[Episcopal Diocese of California] “With malice toward none, with charity for all…,” so President Lincoln wrote in his Second Inaugural Address, in 1865, with the devastating American Civil War not yet formally concluded. Mr. Lincoln’s ringing words fit with the commitment of Mahatma Gandhi and the Rev. Dr. Martin Luther King, Jr. as their leadership is properly, but too narrowly understood — a fundamental commitment to not making any person into an enemy. But the Mahatma and the Rev. Dr. King would have never stopped with the partial quotation, above, that we know so well; they would have also have gone on to say, with President Lincoln, “…with firmness in the right as God gives us to see the right…”
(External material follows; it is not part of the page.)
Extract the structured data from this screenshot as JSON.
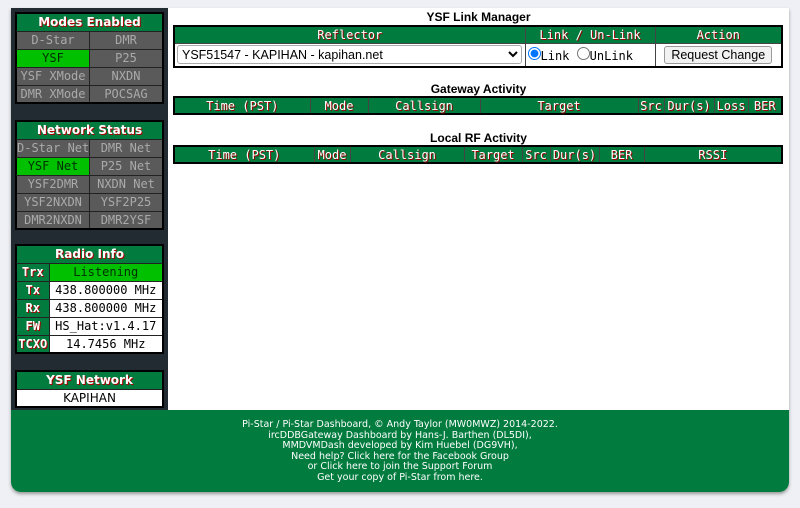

That is, at this moment we are clear that hatred of and violence toward people of color, of women, of the LGBTQ community, of the poor, of immigrants must be named as unequivocally wrong. The truth, as God gives us to see the truth, is that God is love, and all that is not love needs to be held up in the light of love, and opposed.
For my part, I will, to the best of my abilities hold to the dual practices of not demonizing or making enemies of people, of holding to non-violence and the way of love, and at the same time of resolutely naming evil for what it is, and for resisting the wrong wherever it shows itself. Sadly, evil and wrong have, in these latest manifestations, wrapped themselves in the clothing of faith. The perversity of white supremacists appropriating the cross, a symbol of a very real instrument of torture and death used against a member of a subjugated people, a person of color, is beyond ironic — it is deeply distorted.
Finally, let me say that all you who would walk the path of love and resist evil, please hear the admonition of Jesus of Nazareth — “Be wise as serpents and innocent as doves.” Too often those who choose the path of love are models of innocence but lacking in the prepared wisdom of the serpent. In the coming days we will work with faith-based and civil society partners to offer training in non-violent resistance. Remember, Rosa Parks was not just a hard-working Black woman who was so tired that she determined, in the moment, to not move to the back of the bus. Rosa Parks was a woman who had prepared through months of training and was part of a close community of activists.
Take hope — God does give us the light to see what is right. We see the right through the light cast by the lamp of history, through the wisdom of sacred writings, through the living examples of veterans of past struggles, such as Representative John Lewis, by the prompting of God in our midst, in our hearts. Let us heed the light and follow the right.